Antes que eu pudesse emendar a próxima pergunta, Sérgio interrompe: “desculpa te interromper, mas já que falei dos Beatles… Não tô comparando as bandas, tá? (risos). Eu tenho ouvido muitas coisas deles de bootlegs (piratas) e sobras de estúdios, e as músicas são versões diferentes, cruas, com elementos que eu não reparava nas músicas antes, com aqueles arranjos tão bem acabados dos discos.
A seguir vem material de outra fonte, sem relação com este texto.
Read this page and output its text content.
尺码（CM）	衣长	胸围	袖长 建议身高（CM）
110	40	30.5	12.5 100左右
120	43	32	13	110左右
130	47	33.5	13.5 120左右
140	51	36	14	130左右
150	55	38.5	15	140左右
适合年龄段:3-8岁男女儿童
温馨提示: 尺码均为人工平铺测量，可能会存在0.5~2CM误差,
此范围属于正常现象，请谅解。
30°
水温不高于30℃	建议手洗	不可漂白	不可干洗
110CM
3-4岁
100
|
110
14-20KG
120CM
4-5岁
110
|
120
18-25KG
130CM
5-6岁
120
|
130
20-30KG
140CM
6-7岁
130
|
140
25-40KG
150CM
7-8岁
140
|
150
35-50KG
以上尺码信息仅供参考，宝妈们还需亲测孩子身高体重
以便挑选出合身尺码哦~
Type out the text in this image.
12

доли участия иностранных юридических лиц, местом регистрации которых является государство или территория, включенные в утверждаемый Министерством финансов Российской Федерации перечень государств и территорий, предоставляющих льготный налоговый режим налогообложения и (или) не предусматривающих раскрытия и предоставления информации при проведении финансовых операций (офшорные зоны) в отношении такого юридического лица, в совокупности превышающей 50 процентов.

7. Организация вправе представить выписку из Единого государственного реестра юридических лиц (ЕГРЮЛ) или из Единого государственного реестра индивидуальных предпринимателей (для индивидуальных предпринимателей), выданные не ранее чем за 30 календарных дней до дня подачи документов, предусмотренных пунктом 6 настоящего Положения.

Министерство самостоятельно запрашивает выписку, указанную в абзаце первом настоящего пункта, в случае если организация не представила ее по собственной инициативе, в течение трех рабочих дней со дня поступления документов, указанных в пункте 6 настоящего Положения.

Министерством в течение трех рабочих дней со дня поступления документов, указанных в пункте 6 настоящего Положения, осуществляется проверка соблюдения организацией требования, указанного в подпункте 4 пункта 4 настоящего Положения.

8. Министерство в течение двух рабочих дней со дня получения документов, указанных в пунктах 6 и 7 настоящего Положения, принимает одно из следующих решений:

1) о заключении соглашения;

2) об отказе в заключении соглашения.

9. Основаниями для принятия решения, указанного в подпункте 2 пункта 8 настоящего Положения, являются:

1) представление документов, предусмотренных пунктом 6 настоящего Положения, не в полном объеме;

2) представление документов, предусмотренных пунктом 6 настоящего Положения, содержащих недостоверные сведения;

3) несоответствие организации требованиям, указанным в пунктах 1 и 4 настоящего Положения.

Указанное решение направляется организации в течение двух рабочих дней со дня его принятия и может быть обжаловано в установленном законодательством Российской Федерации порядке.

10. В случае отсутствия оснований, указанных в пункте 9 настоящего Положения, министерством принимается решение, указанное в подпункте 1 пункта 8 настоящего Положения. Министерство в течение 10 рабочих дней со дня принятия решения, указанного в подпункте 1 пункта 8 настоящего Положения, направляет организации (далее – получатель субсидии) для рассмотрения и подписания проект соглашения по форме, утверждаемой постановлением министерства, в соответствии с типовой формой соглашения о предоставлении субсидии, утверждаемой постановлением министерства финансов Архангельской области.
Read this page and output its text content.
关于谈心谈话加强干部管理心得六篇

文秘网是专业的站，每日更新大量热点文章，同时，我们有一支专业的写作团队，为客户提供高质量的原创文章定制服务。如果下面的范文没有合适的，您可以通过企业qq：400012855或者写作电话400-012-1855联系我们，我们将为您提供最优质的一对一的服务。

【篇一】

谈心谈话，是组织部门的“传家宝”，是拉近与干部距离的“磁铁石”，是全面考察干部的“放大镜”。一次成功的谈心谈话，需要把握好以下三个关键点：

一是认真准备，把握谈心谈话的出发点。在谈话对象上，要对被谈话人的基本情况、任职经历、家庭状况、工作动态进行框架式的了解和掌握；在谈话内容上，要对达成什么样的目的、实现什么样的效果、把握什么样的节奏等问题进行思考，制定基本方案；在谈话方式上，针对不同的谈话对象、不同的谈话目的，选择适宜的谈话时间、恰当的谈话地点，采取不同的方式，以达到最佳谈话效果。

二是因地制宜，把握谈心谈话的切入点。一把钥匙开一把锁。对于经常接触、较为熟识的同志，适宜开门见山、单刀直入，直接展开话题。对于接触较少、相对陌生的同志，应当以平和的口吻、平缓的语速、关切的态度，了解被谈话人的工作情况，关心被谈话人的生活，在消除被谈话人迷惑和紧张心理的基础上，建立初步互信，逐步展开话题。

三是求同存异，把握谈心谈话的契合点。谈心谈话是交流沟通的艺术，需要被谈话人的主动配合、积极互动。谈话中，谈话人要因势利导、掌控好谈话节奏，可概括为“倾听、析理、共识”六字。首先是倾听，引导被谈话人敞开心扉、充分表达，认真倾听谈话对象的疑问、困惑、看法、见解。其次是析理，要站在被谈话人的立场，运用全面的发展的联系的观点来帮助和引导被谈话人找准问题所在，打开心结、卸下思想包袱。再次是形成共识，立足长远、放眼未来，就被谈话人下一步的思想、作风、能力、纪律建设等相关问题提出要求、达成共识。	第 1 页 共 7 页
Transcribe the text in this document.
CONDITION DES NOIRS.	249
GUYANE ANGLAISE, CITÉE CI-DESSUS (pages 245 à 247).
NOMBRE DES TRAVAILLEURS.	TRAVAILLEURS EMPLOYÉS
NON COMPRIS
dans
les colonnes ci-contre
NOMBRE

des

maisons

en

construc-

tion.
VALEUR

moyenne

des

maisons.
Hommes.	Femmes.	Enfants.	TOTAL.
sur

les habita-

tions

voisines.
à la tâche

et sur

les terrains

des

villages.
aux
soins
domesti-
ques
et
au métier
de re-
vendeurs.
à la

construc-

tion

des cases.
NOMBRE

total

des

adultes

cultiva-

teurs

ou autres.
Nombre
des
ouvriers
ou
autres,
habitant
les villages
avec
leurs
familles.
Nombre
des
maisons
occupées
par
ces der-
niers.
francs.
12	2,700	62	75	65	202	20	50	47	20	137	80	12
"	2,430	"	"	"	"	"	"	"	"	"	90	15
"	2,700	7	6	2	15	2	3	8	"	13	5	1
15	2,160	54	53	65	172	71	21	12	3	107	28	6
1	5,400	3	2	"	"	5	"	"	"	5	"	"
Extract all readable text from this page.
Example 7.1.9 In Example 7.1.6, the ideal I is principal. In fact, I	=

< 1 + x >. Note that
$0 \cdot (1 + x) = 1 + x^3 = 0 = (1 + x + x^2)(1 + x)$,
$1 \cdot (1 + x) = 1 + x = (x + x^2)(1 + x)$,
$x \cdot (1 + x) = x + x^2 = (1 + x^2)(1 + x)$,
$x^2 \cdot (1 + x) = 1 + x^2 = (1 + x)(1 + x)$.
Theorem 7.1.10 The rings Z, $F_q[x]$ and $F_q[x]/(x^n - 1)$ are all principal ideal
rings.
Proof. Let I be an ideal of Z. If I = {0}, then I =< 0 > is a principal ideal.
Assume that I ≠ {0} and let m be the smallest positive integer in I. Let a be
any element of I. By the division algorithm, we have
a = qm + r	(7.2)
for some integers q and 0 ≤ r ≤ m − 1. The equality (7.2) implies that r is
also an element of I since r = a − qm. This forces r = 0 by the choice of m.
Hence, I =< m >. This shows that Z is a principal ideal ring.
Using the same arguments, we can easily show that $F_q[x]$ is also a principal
Acho que esse projeto nosso tem um pouco desse espírito”, pondera.
Voltando a Tony, ele também assume os vocais em “Querem Meu Sangue”, cantada numa versão híbrida de português, como eternizada pelos Titãs, e inglês, como originalmente gravada por Jimmy Cliff.
O destaque do disco é “Miséria”. Gravada originalmente em “Õ Blesq Blom”, um disco cheio de experimentos eletrônicos e samplers, a música ganha versão ao piano. “Sou suspeito, mas é minha xodó”, brinca Britto, autor e cantor da música. “Tinha feito tudo com programação eletrônica na época, e transcrever isso para o piano foi muito legal”.
“Tô Cansado”, um punk rock "lado B" lançado em “Cabeça Dinossauro”, não perde a urgência na versão voz e violão cantada por Branco Mello. "Gosto muito dessa versão. Gosto das músicas menos manjadas, sabe? É engraçado", analisa o músico.
O EP se encerra com “Família”, única música a fugir do formato trio do EP. Sucesso na voz de Nando Reis, a música ganha novas harmonizações de vocais, mas se mantém como um agradável reggae.
As versões mais intimistas para músicas conhecidas funcionam como um aconchego em tempos de quarentena e coronavírus. Sérgio explica que a banda não pensou em adiar o lançamento (os outros dois EPs estão programados para sair ainda este ano) mesmo tendo a ciência de que os shows de lançamento não seriam possíveis no momento. “Como já estamos trabalhando esse projeto há um ano, muita gente já sabe do que se trata. Achamos que as pessoas terão tempo para ouvir e que pode até ser um conforto neste momento”.